My mother and I often talk about stepparenting. Yes, she's also a stepmom. And by her own admission, not a very good one.
When she and my stepfather married, he shared joint custody of a son with his ex-wife. My stepfather moved into our family home and gave up his smaller abode five minutes away. However, my stepbrother actually lived with his mother over an hour away from us during the school week and visited only on weekends. That's not unusual for most stepfamilies. But in our family it didn't allow for a lot of bonding time. It also didn't help that our home only had three bedrooms. Therefore, my stepbrother had no designated personal space for his visits. Those facts alone allow for some stepfamily beginnings that were less than ideal.
Looking back, I can see choices that would have enabled us to become a more cohesive stepfamily earlier in the process.
First, I think that having a bedroom, a closet, a den or some other personal space where my stepbrother could have stored his belongings would have made him feel more welcome in his dad's home. Coming with a bag packed each and every time he spent the weekend must have made him feel like a visitor. Even more so was sleeping on a pull-out sofa in the great room.
Secondly, I know that we could have made time to bond more throughout the week if we had made it a priority. Whether a dinner outing, a sporting event or just a visit to a local park, time together allows for deeper connections and more meaningful relationships. My stepfather would have been less conflicted about being away from his son and my mother would have enjoyed a closeness with her stepson during his adolescence. Moreover, the effort expended would have been evident to my stepbrother.
Third, I am a proponent of encouraging biological parents to spend time with their children, separate from the stepparent. Initially, children may feel abandoned by their biological parent because of the involvement with the other family. No child should feel that disconnect with their parent due to the creation of a stepfamily. Had my stepbrother felt more secure in his relationship with his dad, I think he would have been more accepting of my mother and her place in his father's life.
My mother has mentioned often that she wished that she had a support network and stepfamily tools that would have enabled to her to be a better stepparent when our stepfamily was in its infancy.
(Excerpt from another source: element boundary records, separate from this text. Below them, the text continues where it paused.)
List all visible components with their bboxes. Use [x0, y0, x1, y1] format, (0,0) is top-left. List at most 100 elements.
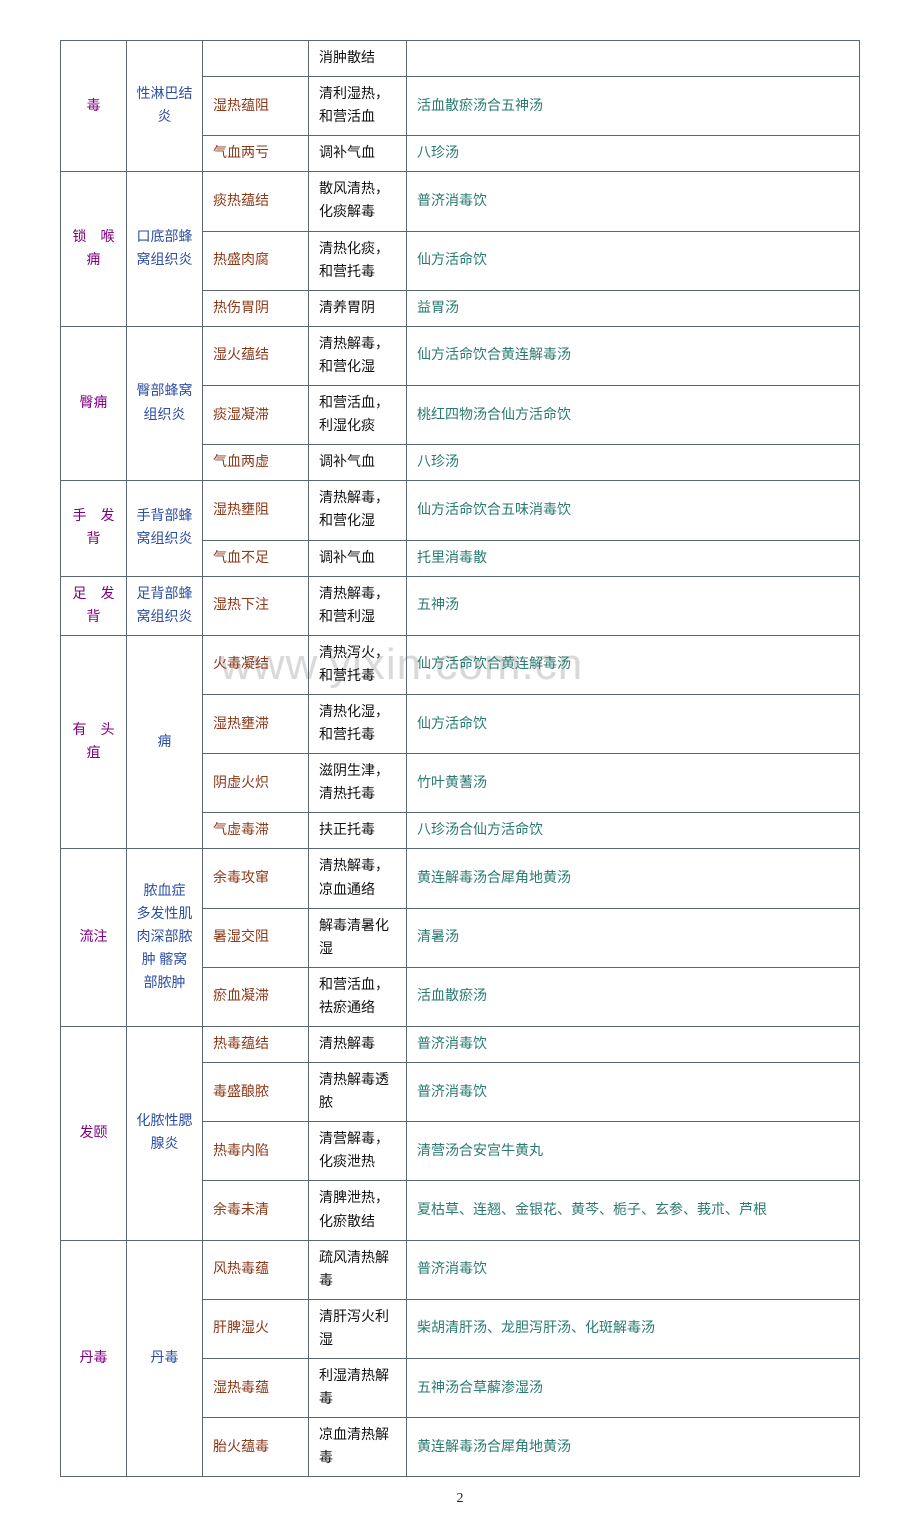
treatment-principle: 调补气血 [309, 445, 407, 481]
syndrome-type: 热毒内陷 [203, 1122, 309, 1181]
prescription: 仙方活命饮 [407, 694, 860, 753]
western-name: 痈 [127, 635, 203, 849]
prescription: 五神汤 [407, 576, 860, 635]
disease-name: 手 发背 [61, 481, 127, 576]
treatment-principle: 清热化湿，和营托毒 [309, 694, 407, 753]
syndrome-type: 暑湿交阻 [203, 908, 309, 967]
disease-name: 流注 [61, 849, 127, 1027]
prescription: 五神汤合草薢渗湿汤 [407, 1359, 860, 1418]
treatment-principle: 滋阴生津，清热托毒 [309, 754, 407, 813]
prescription: 清暑汤 [407, 908, 860, 967]
table-row: 手 发背手背部蜂窝组织炎湿热壅阻清热解毒，和营化湿仙方活命饮合五味消毒饮 [61, 481, 860, 540]
table-row: 流注脓血症 多发性肌肉深部脓肿 髂窝部脓肿余毒攻窜清热解毒，凉血通络黄连解毒汤合… [61, 849, 860, 908]
treatment-principle: 清热解毒，和营化湿 [309, 481, 407, 540]
table-row: 发颐化脓性腮腺炎热毒蕴结清热解毒普济消毒饮 [61, 1027, 860, 1063]
prescription: 托里消毒散 [407, 540, 860, 576]
syndrome-type: 湿热壅阻 [203, 481, 309, 540]
treatment-principle: 解毒清暑化湿 [309, 908, 407, 967]
tcm-table: 毒性淋巴结炎消肿散结湿热蕴阻清利湿热，和营活血活血散瘀汤合五神汤气血两亏调补气血… [60, 40, 860, 1477]
prescription: 竹叶黄蓍汤 [407, 754, 860, 813]
prescription: 活血散瘀汤合五神汤 [407, 77, 860, 136]
treatment-principle: 和营活血，利湿化痰 [309, 386, 407, 445]
syndrome-type: 风热毒蕴 [203, 1240, 309, 1299]
syndrome-type: 湿火蕴结 [203, 326, 309, 385]
treatment-principle: 清热解毒，和营利湿 [309, 576, 407, 635]
treatment-principle: 清利湿热，和营活血 [309, 77, 407, 136]
treatment-principle: 清营解毒，化痰泄热 [309, 1122, 407, 1181]
disease-name: 锁 喉痈 [61, 172, 127, 326]
prescription: 仙方活命饮合五味消毒饮 [407, 481, 860, 540]
prescription: 普济消毒饮 [407, 172, 860, 231]
treatment-principle: 清脾泄热，化瘀散结 [309, 1181, 407, 1240]
treatment-principle: 清热解毒，凉血通络 [309, 849, 407, 908]
syndrome-type: 胎火蕴毒 [203, 1418, 309, 1477]
treatment-principle: 凉血清热解毒 [309, 1418, 407, 1477]
syndrome-type: 湿热毒蕴 [203, 1359, 309, 1418]
prescription: 八珍汤合仙方活命饮 [407, 813, 860, 849]
prescription: 柴胡清肝汤、龙胆泻肝汤、化斑解毒汤 [407, 1299, 860, 1358]
treatment-principle: 清养胃阴 [309, 290, 407, 326]
western-name: 手背部蜂窝组织炎 [127, 481, 203, 576]
treatment-principle: 清热解毒，和营化湿 [309, 326, 407, 385]
syndrome-type: 湿热壅滞 [203, 694, 309, 753]
syndrome-type: 火毒凝结 [203, 635, 309, 694]
prescription: 仙方活命饮合黄连解毒汤 [407, 635, 860, 694]
treatment-principle: 清热泻火，和营托毒 [309, 635, 407, 694]
prescription [407, 41, 860, 77]
prescription: 仙方活命饮合黄连解毒汤 [407, 326, 860, 385]
prescription: 普济消毒饮 [407, 1027, 860, 1063]
syndrome-type: 毒盛酿脓 [203, 1063, 309, 1122]
western-name: 口底部蜂窝组织炎 [127, 172, 203, 326]
syndrome-type: 痰湿凝滞 [203, 386, 309, 445]
prescription: 益胃汤 [407, 290, 860, 326]
table-row: 臀痈臀部蜂窝组织炎湿火蕴结清热解毒，和营化湿仙方活命饮合黄连解毒汤 [61, 326, 860, 385]
disease-name: 发颐 [61, 1027, 127, 1241]
syndrome-type: 热伤胃阴 [203, 290, 309, 326]
treatment-principle: 利湿清热解毒 [309, 1359, 407, 1418]
syndrome-type: 阴虚火炽 [203, 754, 309, 813]
table-row: 足 发背足背部蜂窝组织炎湿热下注清热解毒，和营利湿五神汤 [61, 576, 860, 635]
western-name: 足背部蜂窝组织炎 [127, 576, 203, 635]
syndrome-type: 湿热下注 [203, 576, 309, 635]
page-number: 2 [60, 1491, 860, 1507]
table-row: 锁 喉痈口底部蜂窝组织炎痰热蕴结散风清热，化痰解毒普济消毒饮 [61, 172, 860, 231]
syndrome-type: 气虚毒滞 [203, 813, 309, 849]
treatment-principle: 调补气血 [309, 136, 407, 172]
syndrome-type: 痰热蕴结 [203, 172, 309, 231]
disease-name: 足 发背 [61, 576, 127, 635]
disease-name: 有 头疽 [61, 635, 127, 849]
prescription: 黄连解毒汤合犀角地黄汤 [407, 1418, 860, 1477]
prescription: 仙方活命饮 [407, 231, 860, 290]
prescription: 八珍汤 [407, 136, 860, 172]
disease-name: 丹毒 [61, 1240, 127, 1477]
syndrome-type: 余毒攻窜 [203, 849, 309, 908]
disease-name: 臀痈 [61, 326, 127, 480]
prescription: 普济消毒饮 [407, 1063, 860, 1122]
treatment-principle: 散风清热，化痰解毒 [309, 172, 407, 231]
prescription: 夏枯草、连翘、金银花、黄芩、栀子、玄参、莪朮、芦根 [407, 1181, 860, 1240]
table-row: 丹毒丹毒风热毒蕴疏风清热解毒普济消毒饮 [61, 1240, 860, 1299]
table-row: 毒性淋巴结炎消肿散结 [61, 41, 860, 77]
disease-name: 毒 [61, 41, 127, 172]
treatment-principle: 调补气血 [309, 540, 407, 576]
prescription: 活血散瘀汤 [407, 967, 860, 1026]
prescription: 普济消毒饮 [407, 1240, 860, 1299]
western-name: 化脓性腮腺炎 [127, 1027, 203, 1241]
prescription: 清营汤合安宫牛黄丸 [407, 1122, 860, 1181]
treatment-principle: 清热解毒 [309, 1027, 407, 1063]
syndrome-type: 余毒未清 [203, 1181, 309, 1240]
western-name: 性淋巴结炎 [127, 41, 203, 172]
treatment-principle: 疏风清热解毒 [309, 1240, 407, 1299]
treatment-principle: 和营活血，祛瘀通络 [309, 967, 407, 1026]
treatment-principle: 扶正托毒 [309, 813, 407, 849]
treatment-principle: 清热化痰，和营托毒 [309, 231, 407, 290]
table-body: 毒性淋巴结炎消肿散结湿热蕴阻清利湿热，和营活血活血散瘀汤合五神汤气血两亏调补气血… [61, 41, 860, 1477]
syndrome-type: 气血两亏 [203, 136, 309, 172]
syndrome-type: 湿热蕴阻 [203, 77, 309, 136]
treatment-principle: 清热解毒透脓 [309, 1063, 407, 1122]
western-name: 臀部蜂窝组织炎 [127, 326, 203, 480]
prescription: 黄连解毒汤合犀角地黄汤 [407, 849, 860, 908]
treatment-principle: 消肿散结 [309, 41, 407, 77]
syndrome-type: 热盛肉腐 [203, 231, 309, 290]
prescription: 桃红四物汤合仙方活命饮 [407, 386, 860, 445]
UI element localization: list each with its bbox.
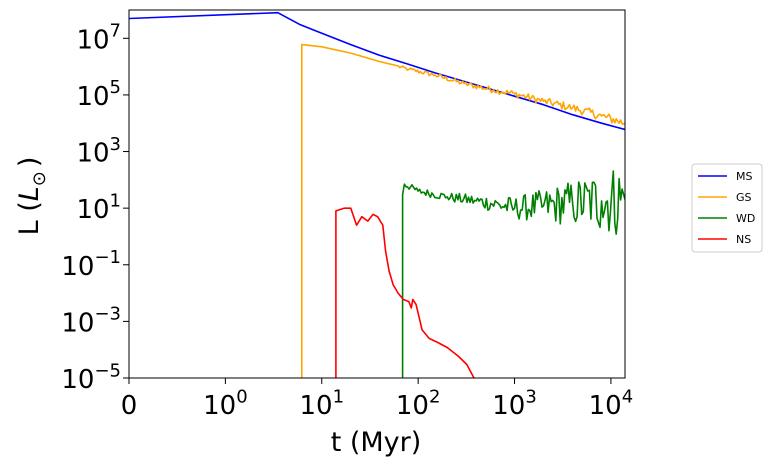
series-line-ns [335, 207, 475, 378]
x-axis: 0 100 101 102 103 104 [121, 378, 633, 421]
y-tick-label: 105 [76, 77, 121, 112]
y-tick-label: 107 [76, 21, 121, 56]
x-tick-label: 0 [121, 391, 138, 421]
x-tick-label: 100 [203, 386, 248, 421]
x-tick-label: 101 [299, 386, 344, 421]
legend-label-ms: MS [736, 170, 752, 183]
y-tick-label: 10−3 [61, 304, 121, 339]
y-axis: 10−5 10−3 10−1 101 103 105 107 [61, 21, 129, 395]
x-axis-title: t (Myr) [331, 427, 422, 458]
plot-area [129, 10, 625, 378]
y-tick-label: 103 [76, 134, 121, 169]
y-tick-label: 10−5 [61, 360, 121, 395]
legend-label-gs: GS [736, 191, 752, 204]
x-tick-label: 104 [589, 386, 634, 421]
series-line-wd [401, 170, 625, 378]
series-layer [129, 11, 625, 378]
series-line-ms [129, 11, 625, 131]
legend-label-ns: NS [736, 233, 751, 246]
y-tick-label: 101 [76, 190, 121, 225]
y-tick-label: 10−1 [61, 247, 121, 282]
legend: MS GS WD NS [691, 163, 763, 253]
x-tick-label: 103 [492, 386, 537, 421]
plot-frame [128, 9, 626, 379]
legend-label-wd: WD [736, 212, 755, 225]
x-tick-label: 102 [396, 386, 441, 421]
y-axis-title: L (L⊙) [14, 157, 50, 236]
series-line-gs [301, 43, 625, 378]
legend-box [691, 163, 763, 253]
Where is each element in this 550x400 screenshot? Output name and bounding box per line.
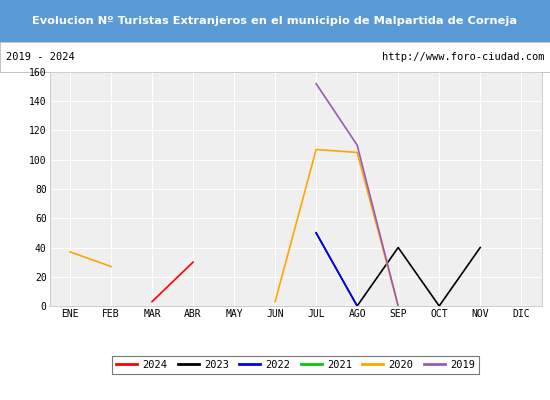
Text: 2019 - 2024: 2019 - 2024: [6, 52, 74, 62]
Text: Evolucion Nº Turistas Extranjeros en el municipio de Malpartida de Corneja: Evolucion Nº Turistas Extranjeros en el …: [32, 16, 518, 26]
Text: http://www.foro-ciudad.com: http://www.foro-ciudad.com: [382, 52, 544, 62]
Legend: 2024, 2023, 2022, 2021, 2020, 2019: 2024, 2023, 2022, 2021, 2020, 2019: [112, 356, 479, 374]
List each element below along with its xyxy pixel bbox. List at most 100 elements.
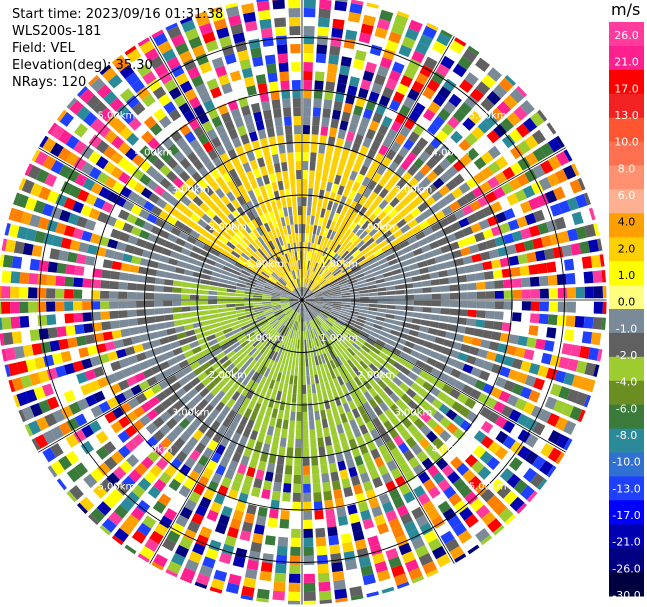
- velocity-gate: [253, 402, 262, 413]
- velocity-gate: [460, 343, 471, 354]
- velocity-gate: [494, 280, 504, 289]
- velocity-gate: [47, 465, 58, 478]
- velocity-gate: [372, 359, 382, 369]
- velocity-gate: [227, 213, 237, 223]
- start-time-label: Start time: 2023/09/16 01:31:38: [12, 7, 224, 22]
- velocity-gate: [229, 518, 242, 530]
- velocity-gate: [310, 215, 315, 225]
- velocity-gate: [327, 276, 336, 283]
- velocity-gate: [241, 3, 255, 14]
- velocity-gate: [19, 286, 29, 299]
- velocity-gate: [100, 311, 110, 320]
- velocity-gate: [336, 386, 344, 396]
- velocity-gate: [159, 255, 170, 264]
- velocity-gate: [435, 457, 449, 471]
- velocity-gate: [225, 582, 240, 594]
- range-ring-label: 1.00km: [246, 333, 284, 344]
- velocity-gate: [449, 40, 465, 55]
- velocity-gate: [142, 368, 154, 379]
- velocity-gate: [419, 522, 434, 536]
- velocity-gate: [231, 401, 241, 413]
- velocity-gate: [349, 76, 360, 88]
- velocity-gate: [386, 128, 398, 141]
- velocity-gate: [155, 457, 169, 471]
- velocity-gate: [101, 321, 112, 331]
- velocity-gate: [402, 346, 413, 355]
- velocity-gate: [210, 168, 221, 180]
- velocity-gate: [242, 427, 252, 438]
- velocity-gate: [119, 319, 129, 328]
- colorbar-tick-label: -8.0: [616, 429, 637, 442]
- velocity-gate: [127, 309, 137, 318]
- velocity-gate: [520, 227, 532, 240]
- velocity-gate: [361, 176, 371, 187]
- velocity-gate: [264, 155, 273, 166]
- velocity-gate: [202, 467, 214, 480]
- velocity-gate: [184, 88, 197, 101]
- velocity-gate: [296, 288, 301, 297]
- velocity-gate: [368, 350, 378, 359]
- velocity-gate: [329, 544, 341, 555]
- velocity-gate: [206, 509, 219, 522]
- velocity-gate: [227, 409, 237, 420]
- velocity-gate: [231, 269, 241, 276]
- velocity-gate: [329, 282, 339, 288]
- velocity-gate: [178, 359, 189, 369]
- velocity-gate: [361, 246, 371, 255]
- velocity-gate: [293, 465, 301, 475]
- velocity-gate: [417, 387, 429, 399]
- velocity-gate: [464, 454, 478, 468]
- velocity-gate: [179, 536, 193, 550]
- velocity-gate: [310, 348, 314, 358]
- velocity-gate: [581, 256, 593, 269]
- velocity-gate: [399, 382, 410, 393]
- velocity-gate: [599, 254, 605, 267]
- velocity-gate: [317, 345, 323, 356]
- velocity-gate: [315, 170, 322, 181]
- velocity-gate: [476, 310, 486, 319]
- velocity-gate: [235, 165, 245, 176]
- velocity-gate: [338, 331, 347, 339]
- velocity-gate: [272, 305, 281, 310]
- velocity-gate: [374, 27, 388, 39]
- velocity-gate: [289, 301, 299, 304]
- velocity-gate: [268, 350, 276, 360]
- velocity-gate: [345, 131, 356, 142]
- velocity-gate: [91, 290, 101, 299]
- velocity-gate: [165, 22, 178, 31]
- velocity-gate: [341, 302, 351, 305]
- velocity-gate: [411, 365, 422, 375]
- velocity-gate: [259, 376, 267, 386]
- velocity-gate: [385, 548, 399, 561]
- velocity-gate: [343, 449, 353, 461]
- velocity-gate: [186, 355, 197, 365]
- velocity-gate: [315, 419, 322, 430]
- velocity-gate: [284, 253, 290, 263]
- velocity-gate: [532, 129, 546, 145]
- velocity-gate: [305, 233, 309, 243]
- velocity-gate: [338, 280, 348, 286]
- velocity-gate: [480, 420, 494, 434]
- velocity-gate: [134, 217, 146, 228]
- velocity-gate: [336, 333, 345, 341]
- velocity-gate: [304, 269, 307, 279]
- velocity-gate: [205, 39, 219, 52]
- velocity-gate: [512, 312, 522, 322]
- velocity-gate: [110, 320, 121, 329]
- velocity-gate: [290, 411, 296, 421]
- velocity-gate: [398, 542, 412, 556]
- velocity-gate: [208, 295, 218, 300]
- velocity-gate: [238, 336, 248, 345]
- velocity-gate: [298, 330, 301, 340]
- velocity-gate: [331, 267, 340, 275]
- velocity-gate: [537, 222, 549, 235]
- velocity-gate: [278, 313, 286, 321]
- velocity-gate: [558, 356, 570, 370]
- velocity-gate: [346, 178, 355, 190]
- velocity-gate: [155, 237, 167, 247]
- velocity-gate: [366, 314, 377, 320]
- velocity-gate: [418, 150, 431, 163]
- velocity-gate: [279, 152, 287, 163]
- velocity-gate: [183, 477, 196, 490]
- velocity-gate: [350, 297, 360, 300]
In other words, "when you know better, you do better." Being able to speak about it now is cathartic for her, still, having the same experience thirty years ago would have made a difference in the life of our family in those early days.
I consider my stepfamily of origin to be successful. Things weren't, and aren't, perfect. Yet, I am beyond grateful for the connection I feel with my stepfather. My sister and I communicate well with him, acknowledge the vast part he played in our development and realize that our vision of parenting/stepparenting was shaped by his involvement in our lives. My stepbrother didn't necessarily experience that same early nurturing from my mother. But thirty years on, there are tools--books, websites, stepparent coaches, online forums-- to help transition to be the successful stepfamilies that we can be.